As I listened to NPR’s piece this morning on the 50th anniversary of the War on Poverty, I was struck by the fact that very little has changed. I decided to read President Lyndon B. Johnson’s famous address to Congress. That internet search led me to the March 1964 Special Message to Congress that accompanied President Johnson’s proposed Economic Opportunity Act of 1964—I strongly encourage anyone who hasn’t read it, to take a moment and do so. The message lays out the fundamentals for the creation of what are now today’s safety net programs, programs that are slowly being dismantled.
In the Special Message to Congress, President Johnson said, “There are millions of Americans—one fifth of our people—who have not shared in the abundance which has been granted to most of us, and on whom the gates of opportunity have been closed. What does this poverty mean to those who endure it? It means a daily struggle to secure the necessities for even a meager existence. It means that the abundance, the comforts, the opportunities they see all around them are beyond their grasp.”
Fifty years later and there are still millions of people across the country struggling to make ends meet. In the Washington metropolitan region alone, more than 200,000 women and girls are living in poverty. Just last month, the Washington Post profiled the day-to-day struggle of a woman and her family living in DC, a painstaking reminder that the war has not been won. Did anyone even know that a war was being waged?
President Johnson continued, “The war on poverty is not a struggle simply to support people, to make them dependent on the generosity of others. It is a struggle to give people a chance. It is an effort to allow them to develop and use their capacities, as we have been allowed to develop and use ours, so that they can share, as others share in the promise of this nation. We do this, first of all, because it is right that we should.”

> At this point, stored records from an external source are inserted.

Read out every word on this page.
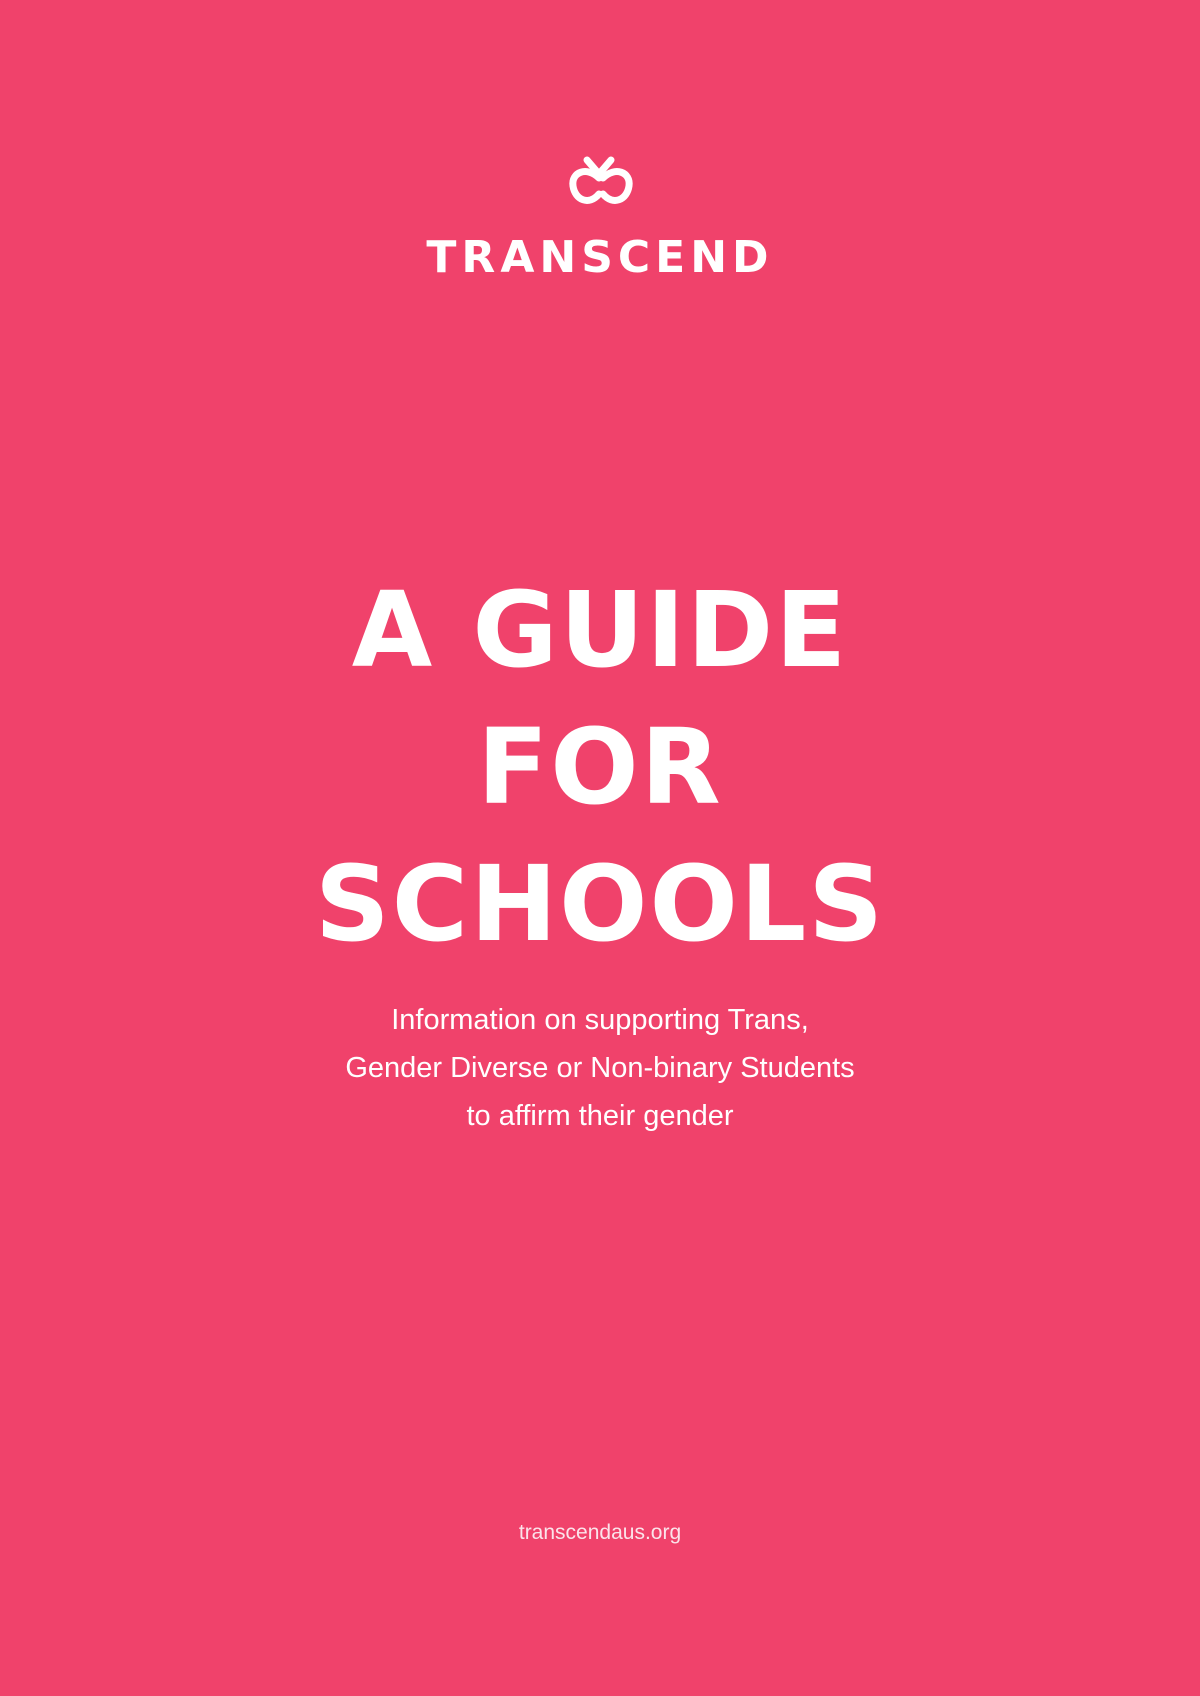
TRANSCEND
A GUIDE
FOR
SCHOOLS
Information on supporting Trans,
Gender Diverse or Non-binary Students
to affirm their gender
transcendaus.org
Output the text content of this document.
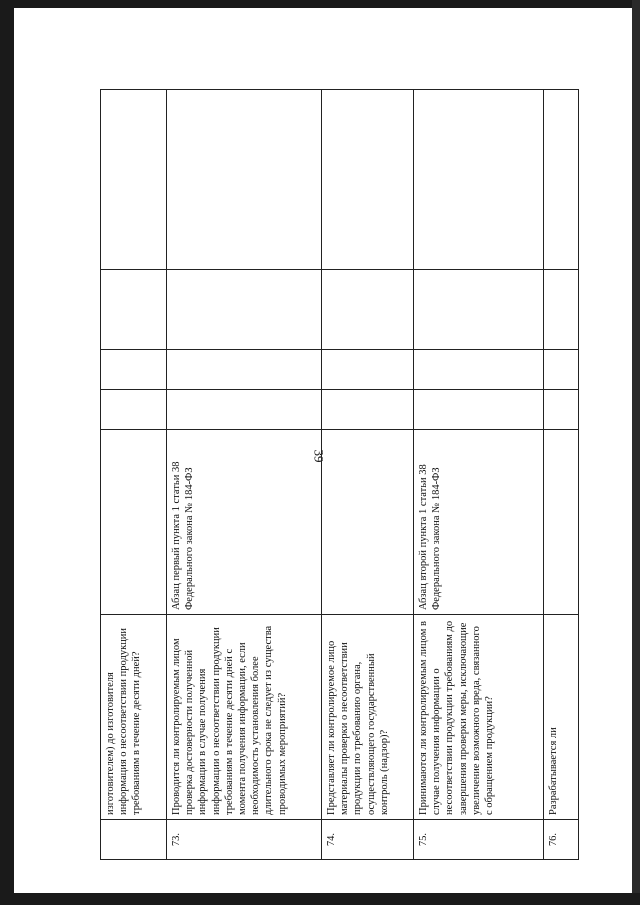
39
	изготовителем) до изготовителя информация о несоответствии продукции требованиям в течение десяти дней?					
73.	Проводится ли контролируемым лицом проверка достоверности полученной информации в случае получения информации о несоответствии продукции требованиям в течение десяти дней с момента получения информации, если необходимость установления более длительного срока не следует из существа проводимых мероприятий?	Абзац первый пункта 1 статьи 38 Федерального закона № 184-ФЗ				
74.	Представляет ли контролируемое лицо материалы проверки о несоответствии продукции по требованию органа, осуществляющего государственный контроль (надзор)?					
75.	Принимаются ли контролируемым лицом в случае получения информации о несоответствии продукции требованиям до завершения проверки меры, исключающие увеличение возможного вреда, связанного с обращением продукции?	Абзац второй пункта 1 статьи 38 Федерального закона № 184-ФЗ				
76.	Разрабатывается ли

Truer words have never been spoken. I was reminded of this last fall when Sharon Williams so poignantly addressed the audience at our annual Leadership Luncheon. She talked about life happening to her and the despair she felt until she found an opportunity: “I began to believe within myself that if given the opportunity—people living in less than ideal conditions and having less than ideal situations could and would do great things.”
All Sharon needed was an opportunity. As we embark upon a new year, let’s not waste the opportunities before us. Let’s not have this same conversation 50 years from now.
As President Johnson said, “Today… we have the power to strike away the barriers to full participation in our society. Having the power, we have the duty. The Congress is charged by the Constitution to ‘provide…for the general welfare of the United States….’ Now Congress is being asked to extend that welfare to all our people.”
Fifty years later, the message is the same: the time to act is now. Ending poverty could become a reality, but it will take all of us working together. May this be our nation’s New Year’s resolution for 2014.
Jennifer Lockwood-Shabat is vice president of Washington Area Women’s Foundation.